1.3. Job Scheduling -- LSF
The EDA platform uses IBM Platform LSF for job scheduling management.
Platform Queues
Currently, the platform mainly configures the following queues:
cpu
: A queue consisting of 10 CPU nodes.bmcpu
: A queue consisting of 10 BMCPU nodes.gpu
: A queue consisting of 4 GPU nodes.interactive
: An interactive task queue.normal
: A general queue, jobs are submitted to this queue if no specific queue is designated.
Common Operations:
1. Submitting Jobs with bsub
:
bsub -o output.log -e error.log echo hello-world
-o output.log: Redirects the standard output of the job to output.log
-e error.log: Redirects the error output of the job to error.log
bsub -Is myjob.sh
-Is: Submits a job in interactive mode, allowing user interaction with the job
bsub -q [cpu | bmcpu | gpu] -m cpuXX
-q cpu/bmcpu/gpu: Specifies which queue the job should be submitted to
cpu queue: 10 CPU nodes, cpu01 ~ cpu10. Hardware configuration per node: 32core * 2 @2.0GHz, 1T RAM
bmcpu queue: 10 BMCPU nodes, bmcpu01 ~ bmcpu10. Hardware configuration per node: 32core * 2 @2.0GHz, 2T RAM
gpu queue: 4 GPU nodes, gpu01 ~ gpu04. Hardware configuration per node: 28core * 2 @2.6GHz, 512G RAM, A30 * 8
-m gpu01: Specifies that the job runs on node gpu01. Typically used when running Docker jobs to avoid pulling images from the local repository each time.
bsub -n 8 -gpu "num=2"
-n 8: Requests 8 cores
-gpu "num=2": Requests 2 A30 GPUs.
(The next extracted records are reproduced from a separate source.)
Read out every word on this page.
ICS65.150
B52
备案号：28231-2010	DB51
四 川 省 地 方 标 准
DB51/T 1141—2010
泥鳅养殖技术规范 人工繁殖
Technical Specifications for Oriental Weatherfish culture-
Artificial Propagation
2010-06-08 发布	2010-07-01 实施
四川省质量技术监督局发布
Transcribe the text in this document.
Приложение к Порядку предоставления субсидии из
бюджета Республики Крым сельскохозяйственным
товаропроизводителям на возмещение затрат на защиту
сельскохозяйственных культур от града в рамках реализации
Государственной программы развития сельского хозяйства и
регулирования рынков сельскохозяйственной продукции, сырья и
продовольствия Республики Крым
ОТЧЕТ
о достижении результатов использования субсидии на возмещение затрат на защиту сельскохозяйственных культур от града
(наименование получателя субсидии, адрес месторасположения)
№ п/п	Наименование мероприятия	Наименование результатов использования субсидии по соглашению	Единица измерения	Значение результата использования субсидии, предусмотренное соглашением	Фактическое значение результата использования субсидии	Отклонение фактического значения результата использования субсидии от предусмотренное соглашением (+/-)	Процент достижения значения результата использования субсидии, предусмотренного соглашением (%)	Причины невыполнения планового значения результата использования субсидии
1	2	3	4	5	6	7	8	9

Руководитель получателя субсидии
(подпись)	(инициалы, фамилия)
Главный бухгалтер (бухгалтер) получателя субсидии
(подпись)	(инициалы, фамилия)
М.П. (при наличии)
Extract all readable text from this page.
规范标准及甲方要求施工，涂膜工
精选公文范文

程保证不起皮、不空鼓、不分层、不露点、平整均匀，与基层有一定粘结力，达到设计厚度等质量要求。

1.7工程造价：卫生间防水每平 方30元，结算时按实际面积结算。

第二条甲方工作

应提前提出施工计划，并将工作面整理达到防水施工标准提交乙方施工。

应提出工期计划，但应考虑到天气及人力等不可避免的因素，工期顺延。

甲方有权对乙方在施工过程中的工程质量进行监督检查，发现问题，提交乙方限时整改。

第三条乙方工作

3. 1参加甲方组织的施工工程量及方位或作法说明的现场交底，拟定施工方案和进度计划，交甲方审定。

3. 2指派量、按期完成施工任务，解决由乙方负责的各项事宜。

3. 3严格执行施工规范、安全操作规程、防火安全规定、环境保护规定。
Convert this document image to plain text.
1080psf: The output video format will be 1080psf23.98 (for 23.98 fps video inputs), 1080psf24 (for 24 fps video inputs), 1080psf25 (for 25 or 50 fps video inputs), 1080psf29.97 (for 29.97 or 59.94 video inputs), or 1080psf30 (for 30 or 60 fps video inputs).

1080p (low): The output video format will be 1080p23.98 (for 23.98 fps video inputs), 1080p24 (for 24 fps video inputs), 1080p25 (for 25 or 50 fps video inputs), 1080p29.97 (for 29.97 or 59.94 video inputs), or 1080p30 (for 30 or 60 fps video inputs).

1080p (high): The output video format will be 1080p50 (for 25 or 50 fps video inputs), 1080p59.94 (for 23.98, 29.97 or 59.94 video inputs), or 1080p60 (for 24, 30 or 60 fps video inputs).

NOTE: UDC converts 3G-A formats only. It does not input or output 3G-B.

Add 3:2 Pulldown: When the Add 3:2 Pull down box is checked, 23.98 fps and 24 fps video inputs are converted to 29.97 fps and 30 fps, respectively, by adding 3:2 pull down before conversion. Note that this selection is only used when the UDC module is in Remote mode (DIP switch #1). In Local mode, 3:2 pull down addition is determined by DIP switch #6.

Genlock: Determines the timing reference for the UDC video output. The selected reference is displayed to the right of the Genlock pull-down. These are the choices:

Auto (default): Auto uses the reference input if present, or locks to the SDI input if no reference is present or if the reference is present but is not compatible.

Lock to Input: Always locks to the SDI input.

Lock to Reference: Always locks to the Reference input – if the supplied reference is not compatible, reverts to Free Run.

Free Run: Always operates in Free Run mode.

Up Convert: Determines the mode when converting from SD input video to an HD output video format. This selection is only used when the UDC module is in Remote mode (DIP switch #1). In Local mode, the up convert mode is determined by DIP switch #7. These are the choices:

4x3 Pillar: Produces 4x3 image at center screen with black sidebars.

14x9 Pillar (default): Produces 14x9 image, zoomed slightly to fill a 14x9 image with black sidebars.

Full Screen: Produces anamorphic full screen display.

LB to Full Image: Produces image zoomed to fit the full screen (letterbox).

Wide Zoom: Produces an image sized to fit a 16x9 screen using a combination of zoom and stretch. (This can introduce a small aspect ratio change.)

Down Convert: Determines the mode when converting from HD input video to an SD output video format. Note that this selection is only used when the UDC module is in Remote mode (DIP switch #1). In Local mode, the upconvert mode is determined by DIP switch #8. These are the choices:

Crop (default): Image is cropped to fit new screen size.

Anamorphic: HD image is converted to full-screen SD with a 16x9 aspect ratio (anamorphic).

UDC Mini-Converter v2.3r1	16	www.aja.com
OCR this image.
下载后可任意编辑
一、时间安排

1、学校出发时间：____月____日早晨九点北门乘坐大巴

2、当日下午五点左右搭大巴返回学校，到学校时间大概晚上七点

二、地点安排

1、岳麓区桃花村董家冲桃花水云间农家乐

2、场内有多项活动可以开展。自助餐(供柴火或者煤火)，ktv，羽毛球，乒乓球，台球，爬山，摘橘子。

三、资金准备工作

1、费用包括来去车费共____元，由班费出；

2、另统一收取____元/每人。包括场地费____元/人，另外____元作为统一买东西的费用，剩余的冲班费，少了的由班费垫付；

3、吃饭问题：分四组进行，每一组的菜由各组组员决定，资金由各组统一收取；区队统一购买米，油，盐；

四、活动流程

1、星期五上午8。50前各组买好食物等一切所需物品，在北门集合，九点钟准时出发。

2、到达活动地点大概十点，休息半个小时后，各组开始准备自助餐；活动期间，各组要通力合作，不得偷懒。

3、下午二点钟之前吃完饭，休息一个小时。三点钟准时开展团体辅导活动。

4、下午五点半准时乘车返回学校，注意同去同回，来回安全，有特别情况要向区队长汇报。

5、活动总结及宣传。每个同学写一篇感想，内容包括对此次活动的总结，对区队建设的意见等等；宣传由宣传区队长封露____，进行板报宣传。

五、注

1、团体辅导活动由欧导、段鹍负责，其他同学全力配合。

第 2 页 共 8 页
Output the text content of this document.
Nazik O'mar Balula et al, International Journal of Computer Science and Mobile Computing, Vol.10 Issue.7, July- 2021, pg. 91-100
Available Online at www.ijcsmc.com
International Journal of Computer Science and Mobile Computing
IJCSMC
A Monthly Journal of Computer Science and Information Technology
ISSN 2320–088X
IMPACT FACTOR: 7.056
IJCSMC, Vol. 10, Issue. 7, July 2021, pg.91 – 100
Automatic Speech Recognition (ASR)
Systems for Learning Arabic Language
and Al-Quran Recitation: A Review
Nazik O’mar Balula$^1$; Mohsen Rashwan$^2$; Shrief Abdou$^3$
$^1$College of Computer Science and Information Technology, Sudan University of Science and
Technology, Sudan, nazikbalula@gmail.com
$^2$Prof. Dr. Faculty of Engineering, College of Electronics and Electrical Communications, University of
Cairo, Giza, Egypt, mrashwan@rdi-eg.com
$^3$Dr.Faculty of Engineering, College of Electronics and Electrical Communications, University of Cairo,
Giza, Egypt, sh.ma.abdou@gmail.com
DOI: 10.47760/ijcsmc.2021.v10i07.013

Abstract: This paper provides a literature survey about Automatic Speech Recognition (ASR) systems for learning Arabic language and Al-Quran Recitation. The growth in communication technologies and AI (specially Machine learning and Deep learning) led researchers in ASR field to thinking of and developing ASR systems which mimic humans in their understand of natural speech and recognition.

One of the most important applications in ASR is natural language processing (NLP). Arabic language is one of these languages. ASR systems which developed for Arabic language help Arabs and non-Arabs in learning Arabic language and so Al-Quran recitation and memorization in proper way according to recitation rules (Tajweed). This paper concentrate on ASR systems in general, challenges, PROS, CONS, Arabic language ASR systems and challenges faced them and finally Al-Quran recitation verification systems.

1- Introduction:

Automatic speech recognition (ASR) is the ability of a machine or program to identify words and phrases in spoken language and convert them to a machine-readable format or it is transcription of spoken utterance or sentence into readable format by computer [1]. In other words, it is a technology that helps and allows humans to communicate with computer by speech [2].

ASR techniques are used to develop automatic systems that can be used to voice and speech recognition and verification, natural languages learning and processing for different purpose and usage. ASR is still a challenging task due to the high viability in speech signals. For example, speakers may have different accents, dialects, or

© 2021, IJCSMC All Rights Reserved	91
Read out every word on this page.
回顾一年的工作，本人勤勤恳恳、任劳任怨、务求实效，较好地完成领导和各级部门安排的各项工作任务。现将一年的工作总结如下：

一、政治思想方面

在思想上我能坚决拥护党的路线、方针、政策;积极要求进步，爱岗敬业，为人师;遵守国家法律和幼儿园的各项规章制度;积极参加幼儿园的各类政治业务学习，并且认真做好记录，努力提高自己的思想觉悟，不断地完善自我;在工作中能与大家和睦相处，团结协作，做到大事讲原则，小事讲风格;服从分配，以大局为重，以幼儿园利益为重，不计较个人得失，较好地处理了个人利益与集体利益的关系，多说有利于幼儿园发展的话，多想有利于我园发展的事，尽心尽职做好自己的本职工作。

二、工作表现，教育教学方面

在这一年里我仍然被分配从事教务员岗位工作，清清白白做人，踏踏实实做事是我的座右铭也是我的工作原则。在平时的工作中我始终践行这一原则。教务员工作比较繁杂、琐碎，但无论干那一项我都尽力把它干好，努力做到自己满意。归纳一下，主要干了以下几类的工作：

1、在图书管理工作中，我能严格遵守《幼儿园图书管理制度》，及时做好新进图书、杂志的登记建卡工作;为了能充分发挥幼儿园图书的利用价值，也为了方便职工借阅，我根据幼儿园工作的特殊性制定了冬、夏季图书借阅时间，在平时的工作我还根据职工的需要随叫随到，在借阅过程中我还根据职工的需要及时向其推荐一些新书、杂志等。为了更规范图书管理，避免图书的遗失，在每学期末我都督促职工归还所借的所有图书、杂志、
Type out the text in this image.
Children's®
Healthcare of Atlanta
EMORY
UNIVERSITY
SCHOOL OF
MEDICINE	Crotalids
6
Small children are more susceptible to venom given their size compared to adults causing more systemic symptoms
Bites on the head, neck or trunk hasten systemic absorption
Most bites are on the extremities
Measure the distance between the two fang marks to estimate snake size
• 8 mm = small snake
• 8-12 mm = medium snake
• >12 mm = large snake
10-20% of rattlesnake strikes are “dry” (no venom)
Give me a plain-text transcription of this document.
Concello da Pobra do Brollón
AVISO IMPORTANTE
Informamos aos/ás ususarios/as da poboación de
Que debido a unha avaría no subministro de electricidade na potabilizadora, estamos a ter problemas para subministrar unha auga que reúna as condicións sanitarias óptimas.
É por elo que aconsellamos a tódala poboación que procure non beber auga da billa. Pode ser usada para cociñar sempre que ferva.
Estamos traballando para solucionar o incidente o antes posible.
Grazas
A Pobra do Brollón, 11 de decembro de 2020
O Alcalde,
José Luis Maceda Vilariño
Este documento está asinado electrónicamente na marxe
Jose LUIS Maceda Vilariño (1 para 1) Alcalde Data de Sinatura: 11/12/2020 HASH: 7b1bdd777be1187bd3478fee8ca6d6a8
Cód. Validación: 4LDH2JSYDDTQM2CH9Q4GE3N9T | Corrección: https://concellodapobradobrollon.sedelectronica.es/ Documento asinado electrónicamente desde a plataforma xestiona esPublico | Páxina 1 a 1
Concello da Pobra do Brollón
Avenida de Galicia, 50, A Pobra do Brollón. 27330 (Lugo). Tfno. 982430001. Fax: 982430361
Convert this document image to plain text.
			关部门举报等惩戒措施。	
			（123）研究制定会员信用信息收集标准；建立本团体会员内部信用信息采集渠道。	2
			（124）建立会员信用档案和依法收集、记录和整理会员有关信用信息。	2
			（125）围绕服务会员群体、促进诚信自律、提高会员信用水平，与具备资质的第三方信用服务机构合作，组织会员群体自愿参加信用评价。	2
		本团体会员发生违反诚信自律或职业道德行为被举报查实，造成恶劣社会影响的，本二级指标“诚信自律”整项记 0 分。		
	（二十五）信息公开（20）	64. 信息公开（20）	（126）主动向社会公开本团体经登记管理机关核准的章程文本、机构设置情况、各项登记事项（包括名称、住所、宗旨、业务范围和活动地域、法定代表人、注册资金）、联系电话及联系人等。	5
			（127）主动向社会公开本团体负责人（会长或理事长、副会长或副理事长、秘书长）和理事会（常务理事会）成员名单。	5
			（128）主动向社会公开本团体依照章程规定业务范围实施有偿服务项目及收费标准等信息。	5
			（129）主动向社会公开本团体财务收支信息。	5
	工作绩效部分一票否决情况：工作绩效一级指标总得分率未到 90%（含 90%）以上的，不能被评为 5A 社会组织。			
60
Must be used in conjunction with "-q gpu" or "-m gpu0X".
2. Check Job Status and Force Kill Jobs
bjobs & bkill $job-id
[simonyjhe@manager01 ~]$ bsub -q cpu sleep 180 &
[1] 10190
[simonyjhe@manager01 ~]$ Job <10190> is submitted to queue <cpu>.
[1]+ Done bsub -q cpu sleep 180
[simonyjhe@manager01 ~]$ bjobs
JOBID USER STAT QUEUE FROM_HOST EXEC_HOST JOB_NAME SUBMIT_TIME
10190 simonyj RUN normal manager01 cpu02 sleep 180 Dec 1 01:08
[simonyjhe@manager01 ~]$ bkill 10190
Job <10190> is being terminated
[simonyjhe@manager01 ~]$ bjobs
No unfinished job found
[simonyjhe@manager01 ~]$
3. Check Node Load: bhosts
4. Job Submission Template:
#!/bin/sh
#BSUB -R "select[gpu_musei<Used_memory] (i, gpu_id; used_memory:24576-Required_mem(MiB)"
#BSUB -m "gpu01" # (CAN BE "cpu0x, gpu0x, bmcpu0x", use bhosts for detail)
#BSUB -J YOUR_JOB_NAME
#BSUB -n JOB_NUM(upper limit: 16/user)
#BSUB -gpu "num=NUM"
#BSUB -o YOUR_OUTPUT_FILE
#BSUB -e YOUR_ERROR_FILE
#BSUB -W RUN_TIME_LIMIT
module load anaconda3
module load YOUR_CUDA_VERSION #(ps: check the available packages by "module avail")
source activate YOUR_PYTHON_ENV YOUR_COMMAND